American healthcare company

Cariloop is a health and wellness company based in Dallas, Texas. The company's Caregiver Support Platform pairs healthcare and education coaching services with a secure online case management portal to assist users in managing care coordination.

== Business ==
Cariloop users receive an online case file where documents are stored, accessed, and reviewed by users and healthcare coaches. The company's healthcare coaches are licensed or certified in fields such as nursing, social work, case management, therapy, and counseling. Healthcare coaches can assist users in creating caregiving plans, and can help find answers, resources, or contacts for medical, financial, and legal questions.

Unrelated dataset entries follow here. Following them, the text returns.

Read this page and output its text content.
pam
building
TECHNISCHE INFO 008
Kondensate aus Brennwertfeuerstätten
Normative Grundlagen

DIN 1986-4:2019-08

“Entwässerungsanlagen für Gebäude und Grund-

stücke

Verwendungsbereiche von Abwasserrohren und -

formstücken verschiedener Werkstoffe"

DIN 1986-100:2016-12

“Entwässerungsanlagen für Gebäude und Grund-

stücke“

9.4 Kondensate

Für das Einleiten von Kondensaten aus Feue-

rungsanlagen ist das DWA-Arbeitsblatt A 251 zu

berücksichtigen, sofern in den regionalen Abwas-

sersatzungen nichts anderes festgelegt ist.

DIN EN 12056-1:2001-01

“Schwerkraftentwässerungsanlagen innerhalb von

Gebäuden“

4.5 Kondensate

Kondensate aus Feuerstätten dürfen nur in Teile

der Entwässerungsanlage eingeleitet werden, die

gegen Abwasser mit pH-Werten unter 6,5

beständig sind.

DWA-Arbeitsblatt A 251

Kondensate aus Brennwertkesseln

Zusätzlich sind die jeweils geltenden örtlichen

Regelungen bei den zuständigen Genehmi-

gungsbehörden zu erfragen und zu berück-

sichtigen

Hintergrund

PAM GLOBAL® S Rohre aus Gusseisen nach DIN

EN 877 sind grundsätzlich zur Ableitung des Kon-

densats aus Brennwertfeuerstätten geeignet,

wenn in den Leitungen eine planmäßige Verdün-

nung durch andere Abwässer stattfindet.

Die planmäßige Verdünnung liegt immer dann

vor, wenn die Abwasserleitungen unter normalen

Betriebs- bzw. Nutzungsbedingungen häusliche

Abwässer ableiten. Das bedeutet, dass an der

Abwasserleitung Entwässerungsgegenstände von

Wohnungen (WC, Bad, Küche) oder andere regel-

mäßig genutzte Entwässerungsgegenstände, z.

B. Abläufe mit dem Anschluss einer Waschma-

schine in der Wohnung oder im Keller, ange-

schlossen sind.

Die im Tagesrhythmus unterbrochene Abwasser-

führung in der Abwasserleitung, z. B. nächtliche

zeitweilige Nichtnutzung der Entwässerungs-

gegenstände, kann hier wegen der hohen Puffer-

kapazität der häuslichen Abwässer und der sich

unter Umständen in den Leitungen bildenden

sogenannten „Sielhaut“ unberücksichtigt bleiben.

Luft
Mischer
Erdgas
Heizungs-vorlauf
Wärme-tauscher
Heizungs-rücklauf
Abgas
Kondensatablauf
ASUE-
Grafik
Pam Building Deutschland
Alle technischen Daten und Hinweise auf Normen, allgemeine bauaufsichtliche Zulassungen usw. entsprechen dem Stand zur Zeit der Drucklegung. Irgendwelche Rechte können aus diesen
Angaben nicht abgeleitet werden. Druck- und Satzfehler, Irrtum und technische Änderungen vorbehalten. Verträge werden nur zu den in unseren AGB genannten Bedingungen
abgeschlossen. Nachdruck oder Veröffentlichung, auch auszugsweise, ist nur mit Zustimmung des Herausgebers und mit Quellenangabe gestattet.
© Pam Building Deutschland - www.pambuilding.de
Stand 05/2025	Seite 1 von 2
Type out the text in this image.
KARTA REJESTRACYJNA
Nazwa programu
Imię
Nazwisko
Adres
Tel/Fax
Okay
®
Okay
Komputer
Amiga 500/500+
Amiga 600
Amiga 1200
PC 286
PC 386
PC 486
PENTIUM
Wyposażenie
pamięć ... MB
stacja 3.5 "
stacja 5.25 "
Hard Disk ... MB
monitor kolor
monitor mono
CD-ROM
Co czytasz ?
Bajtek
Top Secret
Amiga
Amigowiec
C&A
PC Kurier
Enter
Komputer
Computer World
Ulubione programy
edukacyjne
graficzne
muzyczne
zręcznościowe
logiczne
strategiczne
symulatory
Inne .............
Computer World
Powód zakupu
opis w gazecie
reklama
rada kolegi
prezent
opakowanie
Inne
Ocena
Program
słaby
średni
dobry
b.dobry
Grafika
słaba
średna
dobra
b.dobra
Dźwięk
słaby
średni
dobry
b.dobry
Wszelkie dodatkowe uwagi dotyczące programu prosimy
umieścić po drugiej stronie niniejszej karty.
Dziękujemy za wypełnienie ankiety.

The company's business model focuses on employee benefits packages. Individual memberships are also offered.

== History ==
Cariloop, Inc. was founded in July 2012 by Michael Walsh and Steven Theesfeld. The company completed the Health Wildcatters accelerator program in 2013 and launched version one of its website in 2014. Version one of Cariloop.com was a search wizard that matched users with care providers based on pricing, location, type of care, and availability. The company's original business model was comparable to a referral service, similar to A Place for Mom. The company partnered with the Texas Organization of Residential Care Homes during the first version of its product.

The company shifted its focus from care providers to caregivers, which led to the launching of the second version of Cariloop.com in August 2015. The second platform included healthcare coaching services and a digital case management portal.

== Funding ==
Cariloop graduated from the healthcare accelerator Health Wildcatters in 2013, having raised seed capital of $30,000. Thereafter Cariloop went on to raised $400,000 in seed funding. The company also won $50,000 in prize money at the National Angel Summit in 2014. In 2015, Cariloop raised $180,000 from its seed round investors. In 2020, Cariloop raised a series A round of $6,000,000. In 2021, Cariloop raised a series B round of $15,000,000 In 2024, Cariloop raised a series C round of $20,000,000.